Couples may choose to enter therapy as a result of relentless relationship conflict, major life decisions, uncertainty that the relationship can be salvaged, a change in circumstance or in core shared beliefs. Some may look for help to address specific issues, such as: communication, pre-marital questions, sexual intimacy, infidelity, parenting, infertility, illness, and more. Others may experience their relationship as stable, yet struggle with a general sense of dissatisfaction or stress from the daily demands of life.

Whatever the challenge, therapy can help to examine the past and current relational patterns; to bolster a couple's skill set and connection; to foster intimacy and vulnerability; and to help determine a way forward in order to make decisions that will best serve each individual and the couple together. Ultimately, therapy can help couples achieve a deeper understanding of their partner's wants and needs in a safe, supportive space.

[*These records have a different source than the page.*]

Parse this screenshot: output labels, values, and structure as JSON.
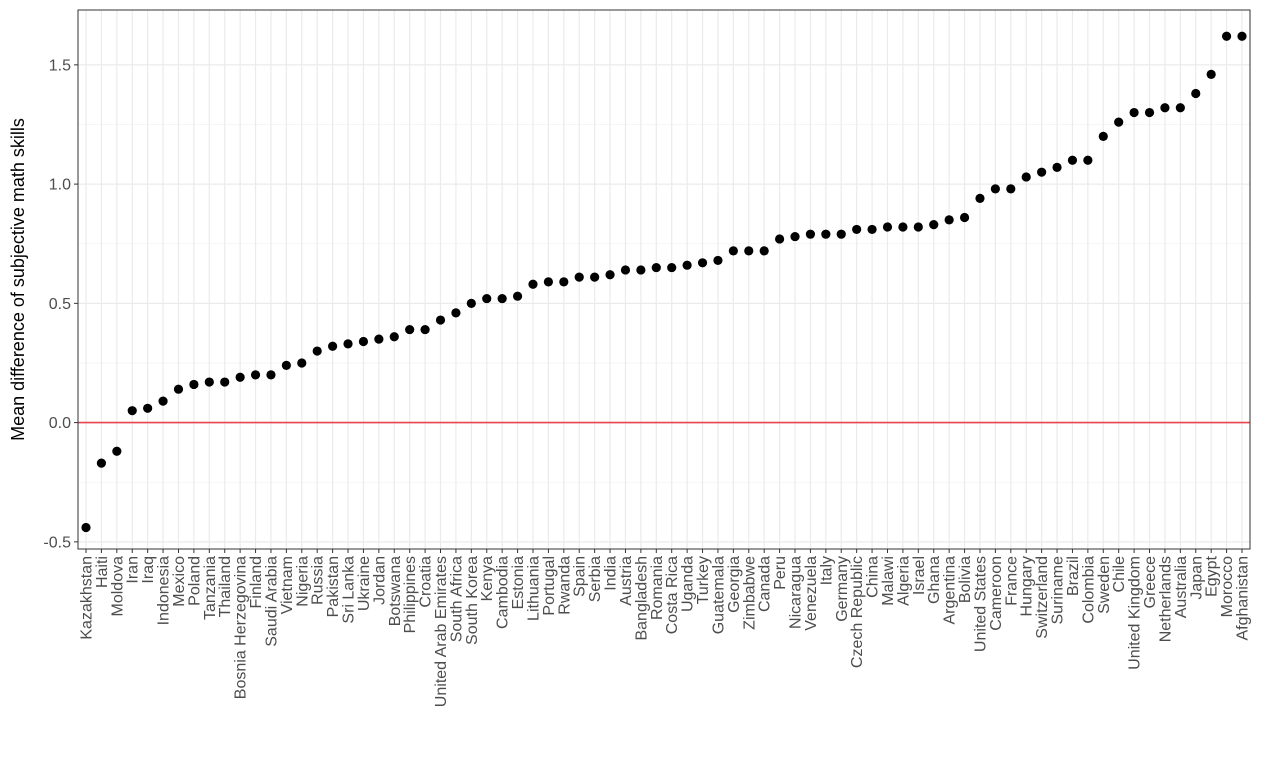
{
  "chart_data": {
    "type": "scatter",
    "title": "",
    "xlabel": "",
    "ylabel": "Mean difference of subjective math skills",
    "ylim": [
      -0.53,
      1.73
    ],
    "yticks": [
      -0.5,
      0.0,
      0.5,
      1.0,
      1.5
    ],
    "ytick_labels": [
      "-0.5",
      "0.0",
      "0.5",
      "1.0",
      "1.5"
    ],
    "reference_line": {
      "y": 0.0,
      "color": "#e8464f"
    },
    "grid": true,
    "legend": "none",
    "point_color": "#000000",
    "categories": [
      "Kazakhstan",
      "Haiti",
      "Moldova",
      "Iran",
      "Iraq",
      "Indonesia",
      "Mexico",
      "Poland",
      "Tanzania",
      "Thailand",
      "Bosnia Herzegovina",
      "Finland",
      "Saudi Arabia",
      "Vietnam",
      "Nigeria",
      "Russia",
      "Pakistan",
      "Sri Lanka",
      "Ukraine",
      "Jordan",
      "Botswana",
      "Philippines",
      "Croatia",
      "United Arab Emirates",
      "South Africa",
      "South Korea",
      "Kenya",
      "Cambodia",
      "Estonia",
      "Lithuania",
      "Portugal",
      "Rwanda",
      "Spain",
      "Serbia",
      "India",
      "Austria",
      "Bangladesh",
      "Romania",
      "Costa Rica",
      "Uganda",
      "Turkey",
      "Guatemala",
      "Georgia",
      "Zimbabwe",
      "Canada",
      "Peru",
      "Nicaragua",
      "Venezuela",
      "Italy",
      "Germany",
      "Czech Republic",
      "China",
      "Malawi",
      "Algeria",
      "Israel",
      "Ghana",
      "Argentina",
      "Bolivia",
      "United States",
      "Cameroon",
      "France",
      "Hungary",
      "Switzerland",
      "Suriname",
      "Brazil",
      "Colombia",
      "Sweden",
      "Chile",
      "United Kingdom",
      "Greece",
      "Netherlands",
      "Australia",
      "Japan",
      "Egypt",
      "Morocco",
      "Afghanistan"
    ],
    "values": [
      -0.44,
      -0.17,
      -0.12,
      0.05,
      0.06,
      0.09,
      0.14,
      0.16,
      0.17,
      0.17,
      0.19,
      0.2,
      0.2,
      0.24,
      0.25,
      0.3,
      0.32,
      0.33,
      0.34,
      0.35,
      0.36,
      0.39,
      0.39,
      0.43,
      0.46,
      0.5,
      0.52,
      0.52,
      0.53,
      0.58,
      0.59,
      0.59,
      0.61,
      0.61,
      0.62,
      0.64,
      0.64,
      0.65,
      0.65,
      0.66,
      0.67,
      0.68,
      0.72,
      0.72,
      0.72,
      0.77,
      0.78,
      0.79,
      0.79,
      0.79,
      0.81,
      0.81,
      0.82,
      0.82,
      0.82,
      0.83,
      0.85,
      0.86,
      0.94,
      0.98,
      0.98,
      1.03,
      1.05,
      1.07,
      1.1,
      1.1,
      1.2,
      1.26,
      1.3,
      1.3,
      1.32,
      1.32,
      1.38,
      1.46,
      1.62,
      1.62
    ]
  }
}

I have seen families benefit from counseling when they share a space to work on a common goal. Examples of typical family goals might be: to communicate more effectively; to better understand the family system dynamics; and to recognize the strengths and challenges within their system. Some struggles I have helped families work through:

  • Life Cycle Transitions - Adjusting to new norms in a new family structure, the addition of a new child, relocation, and others.
  • Pre and Postnatal - Supporting couples as their roles shift from Couple to Parents 
  • Crises or Trauma - Divorce or separation, death or loss, illness, and others
  • Co-Parenting - Helping parents of divorce or separation ensure that an arrangement is amicable, and best for the children
  • Excess Conflict - When family arguments remain heated for an extended period of time, families can benefit from exploring triggers, underlying issues, new ways to communicate and problem solve.
  • Parenting Adolescents - While this can be a developmentally challenging time for teens, helping parents and families learn to better live with one another, and to strategize the best way possible to support the teen, can benefit everyone in the family.